Does the Android ART runtime have the same method limit limitations as Dalvik?
Solution 1:
The issue is not with the Dalvik runtime nor the DEX file format, but with the current set of Dalvik instructions. Specifically, the various method invocation methods, which look like this:
invoke-kind {vC, vD, vE, vF, vG}, meth@BBBB
B: method reference index (16 bits)
You can reference a very large number of methods in a DEX file, but you can only invoke the first 65536, because that's all the room you have in the method invocation instruction.

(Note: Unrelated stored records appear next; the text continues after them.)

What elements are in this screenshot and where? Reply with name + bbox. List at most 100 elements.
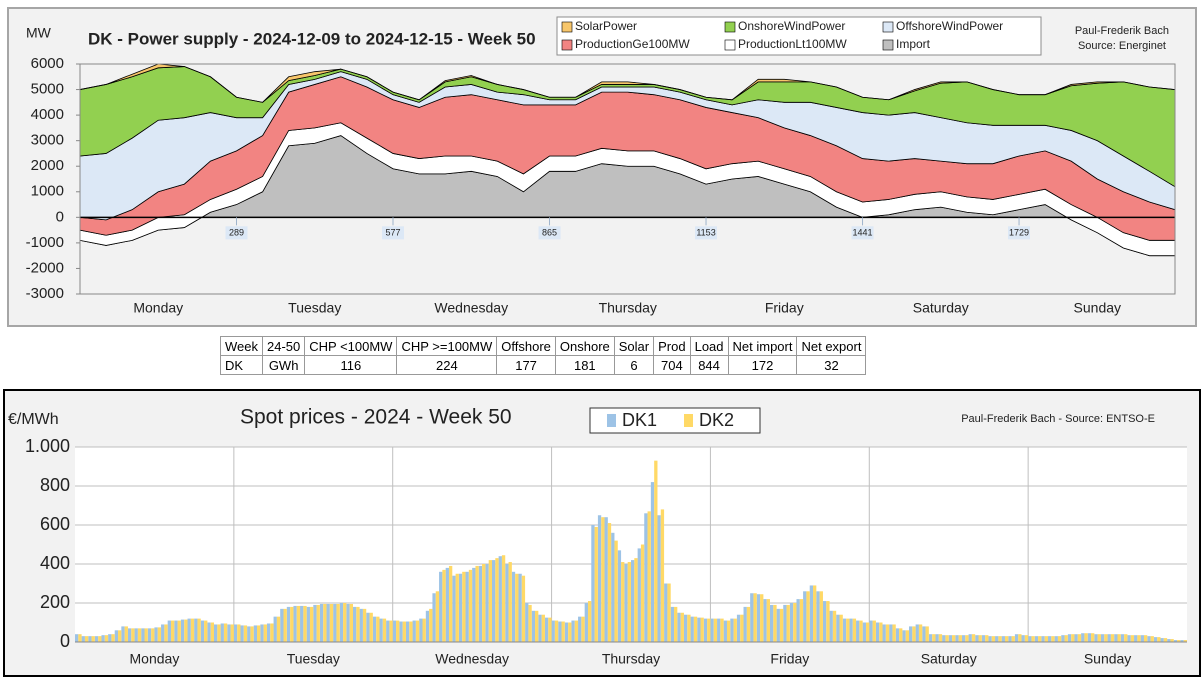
legend-label: ProductionLt100MW bbox=[738, 37, 847, 51]
bar bbox=[508, 562, 512, 642]
bar bbox=[78, 634, 82, 642]
day-label: Friday bbox=[765, 300, 804, 316]
bar bbox=[141, 628, 145, 642]
x-tick-label: 577 bbox=[385, 228, 400, 238]
bar bbox=[1157, 637, 1161, 642]
bar bbox=[614, 540, 618, 642]
table-cell: 224 bbox=[396, 355, 498, 375]
day-label: Saturday bbox=[913, 300, 969, 316]
bar bbox=[687, 614, 691, 642]
bar bbox=[137, 628, 142, 642]
legend-swatch bbox=[882, 21, 894, 33]
bar bbox=[726, 620, 731, 642]
table-row: Week 24-50 CHP <100MW CHP >=100MW Offshore On… bbox=[220, 336, 867, 356]
bar bbox=[723, 620, 727, 642]
bar bbox=[240, 625, 244, 642]
bar bbox=[571, 620, 575, 642]
bar bbox=[114, 630, 119, 642]
bar bbox=[856, 620, 860, 642]
bar bbox=[693, 616, 698, 642]
bar bbox=[1034, 636, 1039, 642]
bar bbox=[703, 618, 708, 642]
bar bbox=[640, 544, 645, 642]
y-tick-label: 5000 bbox=[31, 81, 64, 98]
bar bbox=[746, 606, 751, 642]
bar bbox=[366, 612, 370, 642]
table-cell: Onshore bbox=[554, 336, 615, 356]
bar bbox=[822, 601, 827, 642]
bar bbox=[167, 620, 171, 642]
y-tick-label: 2000 bbox=[31, 157, 64, 174]
bar bbox=[1177, 640, 1181, 642]
bar bbox=[442, 569, 446, 642]
bar bbox=[419, 618, 423, 642]
bar bbox=[889, 624, 893, 642]
bar bbox=[389, 620, 393, 642]
bar bbox=[458, 573, 463, 642]
bar bbox=[220, 623, 224, 642]
bar bbox=[535, 610, 539, 642]
bar bbox=[237, 624, 241, 642]
bar bbox=[1153, 637, 1158, 642]
bar bbox=[204, 620, 208, 642]
bar bbox=[763, 599, 767, 642]
bar bbox=[104, 635, 109, 642]
table-cell: Net import bbox=[727, 336, 798, 356]
bar bbox=[88, 636, 92, 642]
bar bbox=[915, 624, 919, 642]
bar bbox=[1163, 638, 1168, 642]
bar bbox=[319, 603, 324, 642]
bar bbox=[333, 603, 337, 642]
legend-box bbox=[589, 407, 761, 434]
summary-table: Week 24-50 CHP <100MW CHP >=100MW Offshore On… bbox=[220, 336, 867, 375]
bar bbox=[445, 567, 449, 642]
bar bbox=[1028, 636, 1032, 642]
bar bbox=[789, 603, 794, 642]
bar bbox=[918, 624, 923, 642]
bar bbox=[985, 635, 989, 642]
bar bbox=[154, 627, 158, 642]
legend-swatch bbox=[561, 21, 573, 33]
bar bbox=[392, 620, 397, 642]
bar bbox=[376, 616, 380, 642]
bar bbox=[488, 560, 492, 642]
y-tick-label: 800 bbox=[40, 475, 70, 495]
bar bbox=[111, 634, 115, 642]
bar bbox=[952, 635, 956, 642]
bar bbox=[405, 621, 410, 642]
bar bbox=[1067, 634, 1072, 642]
bar bbox=[290, 606, 294, 642]
bar bbox=[961, 635, 966, 642]
bar bbox=[809, 585, 814, 642]
bar bbox=[214, 624, 218, 642]
bar bbox=[359, 608, 363, 642]
annotation: Paul-Frederik Bach bbox=[1075, 25, 1169, 37]
y-axis-label: MW bbox=[26, 25, 52, 41]
bar bbox=[968, 634, 972, 642]
legend-swatch bbox=[684, 414, 693, 427]
table-cell: 24-50 bbox=[261, 336, 306, 356]
bar bbox=[1084, 633, 1088, 642]
bar bbox=[733, 618, 737, 642]
bar bbox=[998, 636, 1002, 642]
bar bbox=[1074, 634, 1078, 642]
bar bbox=[518, 573, 522, 642]
bar bbox=[859, 620, 863, 642]
bar bbox=[260, 624, 264, 642]
bar bbox=[402, 621, 406, 642]
bar bbox=[717, 618, 721, 642]
x-tick-label: 865 bbox=[542, 228, 557, 238]
bar bbox=[1120, 634, 1125, 642]
bar bbox=[108, 634, 112, 642]
bar bbox=[280, 608, 284, 642]
bar bbox=[948, 635, 953, 642]
bar bbox=[551, 620, 555, 642]
bar bbox=[1041, 636, 1045, 642]
bar bbox=[895, 628, 900, 642]
bar bbox=[164, 624, 168, 642]
bar bbox=[243, 625, 248, 642]
legend-swatch bbox=[607, 414, 616, 427]
bar bbox=[584, 603, 588, 642]
bar bbox=[1014, 634, 1019, 642]
bar bbox=[875, 622, 880, 642]
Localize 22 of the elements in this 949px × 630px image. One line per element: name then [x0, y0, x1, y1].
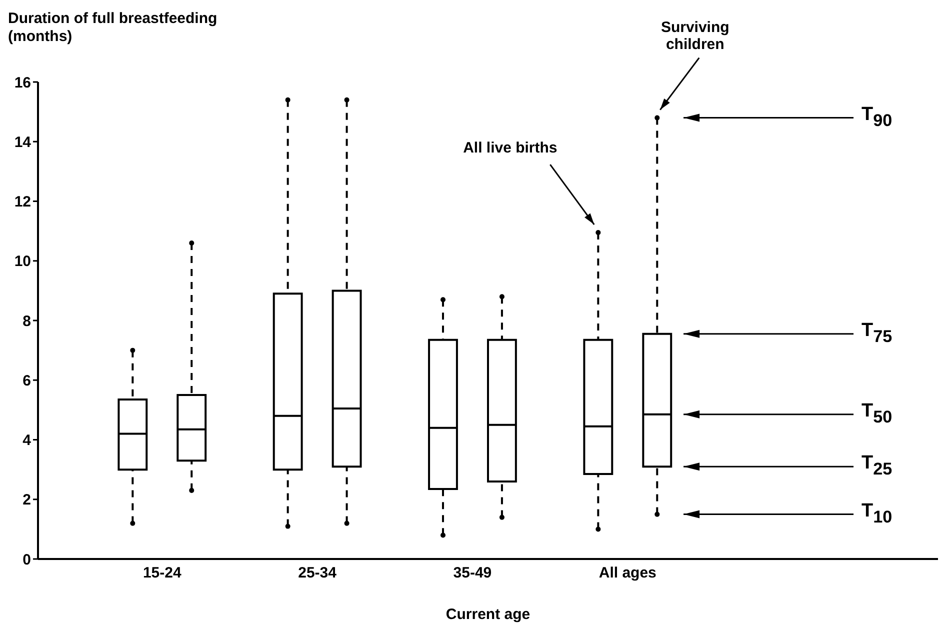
y-tick-label: 4: [22, 432, 32, 450]
y-tick-label: 8: [22, 312, 31, 330]
text: T$_{75}$: [862, 320, 893, 346]
text: Surviving children: [660, 18, 730, 53]
y-tick-label: 14: [14, 134, 32, 151]
x-tick-label: 25-34: [298, 564, 338, 582]
y-tick-label: 0: [22, 551, 31, 568]
text: T$_{90}$: [862, 104, 892, 130]
y-tick-label: 2: [22, 492, 31, 509]
y-axis-title: Duration of full breastfeeding (months): [8, 10, 218, 46]
y-tick-label: 16: [14, 74, 31, 92]
x-tick-label: All ages: [598, 564, 656, 582]
y-tick-label: 10: [14, 253, 31, 270]
y-tick-label: 6: [22, 372, 31, 390]
text: T$_{50}$: [862, 400, 892, 426]
text: T$_{25}$: [862, 452, 893, 479]
x-axis-title: Current age: [446, 606, 530, 623]
x-tick-label: 15-24: [142, 564, 182, 582]
y-tick-label: 12: [14, 194, 31, 211]
annotation: All live births: [463, 140, 558, 157]
x-tick-label: 35-49: [453, 564, 492, 582]
text: T$_{10}$: [862, 500, 892, 526]
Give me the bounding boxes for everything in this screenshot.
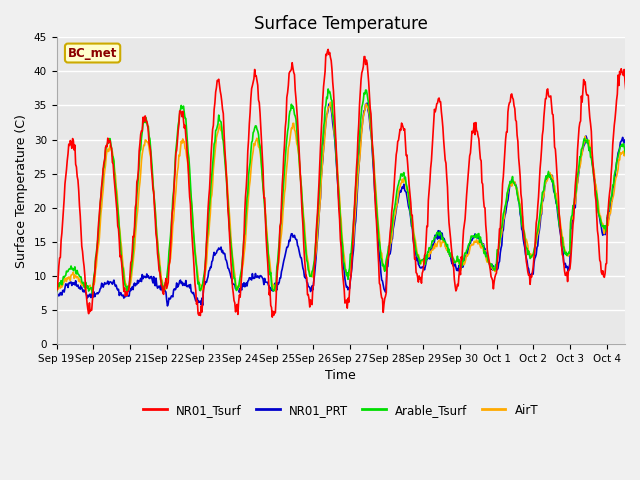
Y-axis label: Surface Temperature (C): Surface Temperature (C) bbox=[15, 114, 28, 267]
X-axis label: Time: Time bbox=[325, 369, 356, 382]
Title: Surface Temperature: Surface Temperature bbox=[254, 15, 428, 33]
Legend: NR01_Tsurf, NR01_PRT, Arable_Tsurf, AirT: NR01_Tsurf, NR01_PRT, Arable_Tsurf, AirT bbox=[138, 399, 543, 421]
Text: BC_met: BC_met bbox=[68, 47, 117, 60]
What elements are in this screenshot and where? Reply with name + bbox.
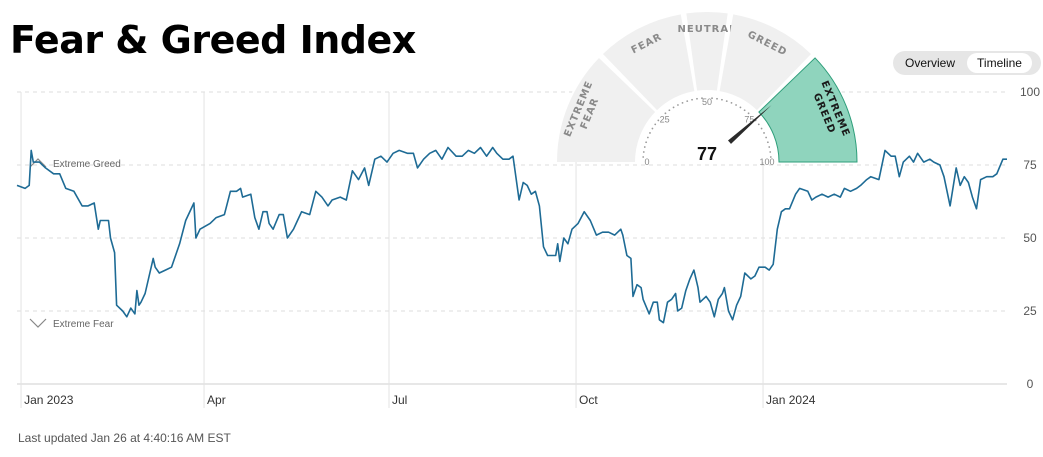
x-tick-label: Jan 2023 (24, 393, 74, 407)
gauge-tick-dot (747, 112, 750, 115)
annotation-layer: Extreme Greed Extreme Fear (29, 158, 121, 330)
chevron-down-icon (29, 318, 47, 328)
gauge-zone-greed (719, 14, 812, 111)
chevron-up-icon (29, 158, 47, 168)
gauge-tick-dot (686, 100, 689, 103)
gauge-tick-dot (646, 136, 649, 139)
gauge-zone-neutral (686, 11, 728, 91)
gauge-tick-dot (730, 101, 733, 104)
gauge-zone-extreme-greed (758, 57, 858, 163)
gauge-tick-label: 25 (660, 115, 670, 125)
view-toggle: Overview Timeline (893, 51, 1041, 75)
gauge-tick-dot (765, 136, 768, 139)
gauge-tick-label: 0 (644, 157, 649, 167)
gauge-tick-dot (642, 156, 645, 158)
gauge-tick-dot (721, 98, 723, 101)
gauge-tick-dot (696, 97, 698, 100)
y-tick-label: 25 (1023, 304, 1037, 318)
gauge-tick-dot (643, 146, 646, 148)
gauge-tick-dot (725, 100, 728, 103)
y-tick-label: 0 (1027, 377, 1034, 391)
annotation-extreme-fear: Extreme Fear (53, 319, 114, 330)
gauge-tick-dot (739, 106, 742, 109)
x-tick-label: Jan 2024 (766, 393, 816, 407)
gauge-tick-dot (768, 146, 771, 148)
gauge-zone-label: NEUTRAL (678, 24, 737, 35)
gauge-tick-label: 100 (759, 157, 774, 167)
gauge-tick-dot (672, 106, 675, 109)
page-title: Fear & Greed Index (10, 18, 416, 62)
overview-tab[interactable]: Overview (905, 56, 956, 70)
gauge-tick-dot (716, 97, 718, 100)
gauge-tick-dot (766, 141, 769, 144)
gauge-tick-dot (769, 151, 772, 153)
gauge-tick-dot (681, 101, 684, 104)
series-line-fear-greed (16, 146, 1007, 324)
y-tick-label: 75 (1023, 158, 1037, 172)
gauge-tick-label: 50 (702, 97, 712, 107)
annotation-extreme-greed: Extreme Greed (53, 159, 121, 170)
gauge-tick-dot (760, 127, 763, 130)
axis-layer: 0 25 50 75 100 Jan 2023 Apr Jul Oct Jan 2024 (24, 85, 1040, 407)
gauge-tick-dot (664, 112, 667, 115)
y-tick-label: 100 (1020, 85, 1040, 99)
gauge-tick-dot (757, 123, 760, 126)
gauge-tick-dot (642, 151, 645, 153)
gauge-tick-dot (769, 156, 772, 158)
timeline-tab[interactable]: Timeline (967, 53, 1032, 73)
gauge-tick-dot (649, 132, 651, 134)
gauge-tick-dot (654, 123, 657, 126)
gauge-tick-dot (677, 104, 679, 106)
gauge-tick-dot (645, 141, 648, 144)
grid-layer (17, 91, 1007, 408)
last-updated-text: Last updated Jan 26 at 4:40:16 AM EST (18, 431, 231, 445)
gauge-tick-dot (735, 104, 737, 106)
x-tick-label: Jul (392, 393, 407, 407)
gauge-value: 77 (697, 144, 717, 164)
x-tick-label: Oct (579, 393, 598, 407)
y-tick-label: 50 (1023, 231, 1037, 245)
gauge-zone-fear (602, 14, 695, 111)
gauge-tick-dot (657, 119, 660, 122)
gauge-zone-extreme-fear (557, 57, 656, 162)
gauge-tick-label: 75 (744, 115, 754, 125)
gauge-tick-dot (651, 127, 654, 130)
gauge-tick-dot (701, 97, 703, 100)
gauge-hub (677, 132, 737, 162)
gauge-tick-dot (763, 132, 765, 134)
x-tick-label: Apr (207, 393, 226, 407)
gauge-tick-dot (668, 109, 671, 112)
gauge-tick-dot (691, 98, 693, 101)
gauge-tick-dot (711, 97, 713, 100)
gauge-tick-dot (743, 109, 746, 112)
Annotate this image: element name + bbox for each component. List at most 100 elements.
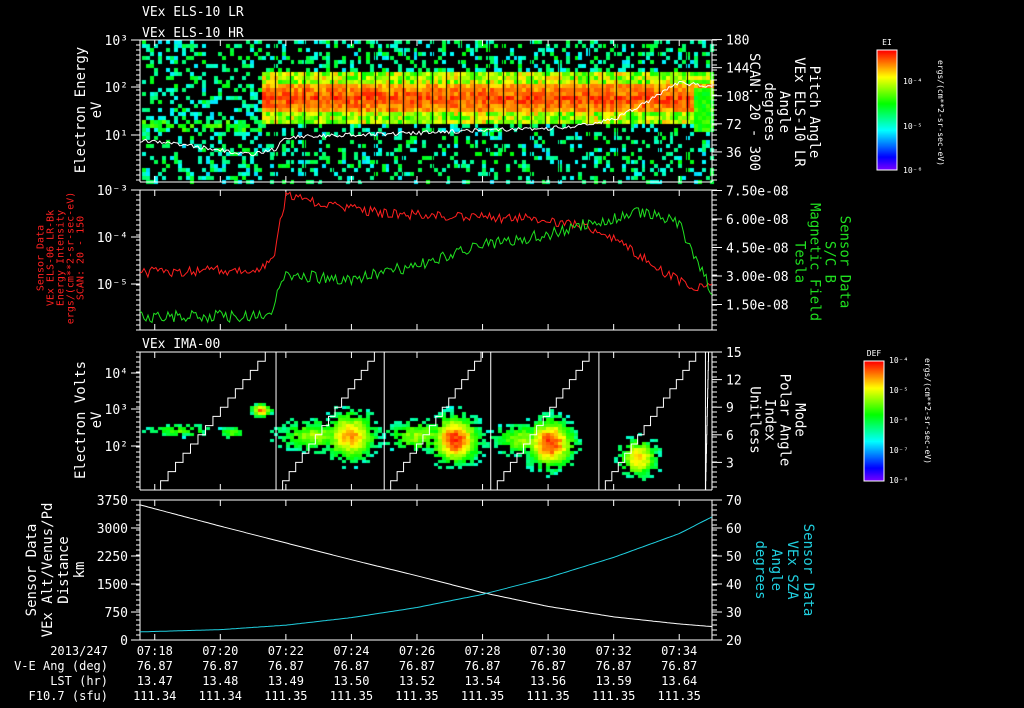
label-line: ergs/(cm**2-sr-sec-eV) <box>66 192 77 324</box>
table-cell: 07:30 <box>530 644 566 658</box>
y-tick-label: 3750 <box>97 494 128 509</box>
table-cell: 07:24 <box>333 644 369 658</box>
y-tick-label: 10² <box>105 81 128 96</box>
table-cell: 13.54 <box>464 674 500 688</box>
y-tick-label: 2250 <box>97 550 128 565</box>
y2-tick-label: 15 <box>726 346 742 361</box>
label-line: Distance <box>56 536 72 603</box>
y2-tick-label: 9 <box>726 401 734 416</box>
colorbar-title: EI <box>882 38 892 47</box>
panel-title: VEx IMA-00 <box>142 337 220 352</box>
y2-axis-label: ModePolar AngleIndexUnitless <box>747 374 808 467</box>
table-cell: 13.56 <box>530 674 566 688</box>
y-tick-label: 10³ <box>105 34 128 49</box>
label-line: eV <box>89 101 105 118</box>
y-axis-label: Electron EnergyeV <box>73 47 105 173</box>
y-tick-label: 10¹ <box>105 129 128 144</box>
label-line: Polar Angle <box>777 374 793 467</box>
table-cell: 07:34 <box>661 644 697 658</box>
table-cell: 111.34 <box>133 689 176 703</box>
table-cell: 111.35 <box>264 689 307 703</box>
sza-line <box>139 516 713 633</box>
label-line: Magnetic Field <box>807 203 823 321</box>
y2-tick-label: 3 <box>726 456 734 471</box>
y2-tick-label: 40 <box>726 578 742 593</box>
y-tick-label: 10⁻³ <box>97 184 128 199</box>
table-cell: 13.59 <box>596 674 632 688</box>
label-line: km <box>72 562 88 579</box>
table-cell: 07:32 <box>596 644 632 658</box>
label-line: VEx Alt/Venus/Pd <box>40 503 56 638</box>
label-line: Pitch Angle <box>806 66 822 159</box>
table-cell: 76.87 <box>530 659 566 673</box>
label-line: eV <box>89 411 105 428</box>
y2-tick-label: 7.50e-08 <box>726 185 789 200</box>
table-cell: 76.87 <box>268 659 304 673</box>
table-cell: 111.35 <box>395 689 438 703</box>
table-cell: 76.87 <box>202 659 238 673</box>
table-cell: 07:18 <box>137 644 173 658</box>
table-cell: 111.34 <box>199 689 242 703</box>
y2-tick-label: 144 <box>726 62 750 77</box>
table-cell: 13.52 <box>399 674 435 688</box>
altitude-line <box>139 504 713 628</box>
y-tick-label: 10⁻⁴ <box>97 231 128 246</box>
colorbar-tick: 10⁻⁴ <box>889 356 908 365</box>
table-cell: 111.35 <box>658 689 701 703</box>
label-line: VEx ELS-06 LR-Bk <box>46 210 57 306</box>
table-cell: 111.35 <box>461 689 504 703</box>
y2-tick-label: 50 <box>726 550 742 565</box>
table-cell: 13.48 <box>202 674 238 688</box>
table-cell: 76.87 <box>399 659 435 673</box>
label-line: Sensor Data <box>837 216 853 309</box>
table-cell: 111.35 <box>330 689 373 703</box>
polar-index-line <box>598 351 703 491</box>
colorbar-title: DEF <box>867 349 882 358</box>
y2-tick-label: 30 <box>726 606 742 621</box>
polar-index-line <box>490 351 596 491</box>
y2-tick-label: 108 <box>726 90 749 105</box>
polar-index-line <box>384 351 488 491</box>
label-line: Mode <box>792 403 808 437</box>
label-line: Electron Energy <box>73 47 89 173</box>
energy-intensity-line <box>139 191 713 292</box>
label-line: Sensor Data <box>36 225 47 291</box>
table-cell: 76.87 <box>333 659 369 673</box>
label-line: Energy Intensity <box>56 210 67 306</box>
label-line: S/C B <box>822 241 838 283</box>
polar-index-line <box>276 351 381 491</box>
y-tick-label: 0 <box>120 634 128 649</box>
label-line: VEx SZA <box>784 540 800 600</box>
table-cell: 76.87 <box>464 659 500 673</box>
y2-tick-label: 6.00e-08 <box>726 213 789 228</box>
label-line: SCAN: 20 - 150 <box>76 216 87 300</box>
label-line: VEx ELS-10 LR <box>791 57 807 167</box>
colorbar-tick: 10⁻⁸ <box>889 476 908 485</box>
table-cell: 76.87 <box>137 659 173 673</box>
label-line: Index <box>762 399 778 441</box>
y-tick-label: 10³ <box>105 403 128 418</box>
colorbar-tick: 10⁻⁷ <box>889 446 908 455</box>
pitch-angle-line <box>139 80 713 157</box>
table-cell: 111.35 <box>592 689 635 703</box>
table-cell: 07:28 <box>464 644 500 658</box>
label-line: Angle <box>776 91 792 133</box>
y2-axis-label: Sensor DataVEx SZAAngledegrees <box>752 524 816 617</box>
y2-tick-label: 60 <box>726 522 742 537</box>
label-line: Angle <box>768 549 784 591</box>
y2-tick-label: 12 <box>726 374 742 389</box>
y2-tick-label: 36 <box>726 146 742 161</box>
table-cell: 07:22 <box>268 644 304 658</box>
colorbar-ei <box>876 49 898 171</box>
y2-tick-label: 180 <box>726 34 749 49</box>
y2-axis-label: Pitch AngleVEx ELS-10 LRAngledegreesSCAN… <box>746 53 822 171</box>
table-row-label: F10.7 (sfu) <box>29 689 108 703</box>
colorbar-tick: 10⁻⁶ <box>889 416 908 425</box>
y-axis-label: Sensor DataVEx ELS-06 LR-BkEnergy Intens… <box>36 192 87 324</box>
colorbar-units: ergs/(cm**2-sr-sec-eV) <box>936 60 945 166</box>
table-cell: 07:20 <box>202 644 238 658</box>
label-line: Unitless <box>747 386 763 453</box>
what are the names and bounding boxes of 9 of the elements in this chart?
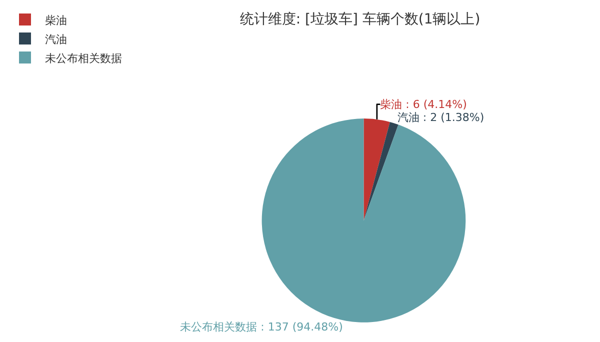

I'd like to point out that the limitation is on the number of methods referenced, not the number of methods defined. If your DEX file has only a few methods, but together they call 70,000 different externally-defined methods, you're going to exceed the limit.
One way to fix this is to add additional instructions that take wider method references. An approach called "jumbo opcodes" was implemented and released in Android 4.0 (ICS), but was never fully put into action, and was later removed from the tree. (I occasionally see posts here with error messages from "dx" that reference jumbo ops, or from developers who stumbled over them.)
Note this is not the problem solved by the Facebook hack. That's due to a fixed-size buffer for holding class/method/field meta-data. There's no method-specific limit there; you can blow out the buffer by having lots of fields.
My understanding is that the current implementation of ART handles the same set of instructions that Dalvik does, so the situation will be no different.
Solution 2:
Anwar Ghuloum told in this Android Developers Backstage episode that they're not going to fix the bytecode in the near future.
Instead, starting from Android L they will natively support multi-dex by collapsing all the dex files (from an APK) into a single oat file.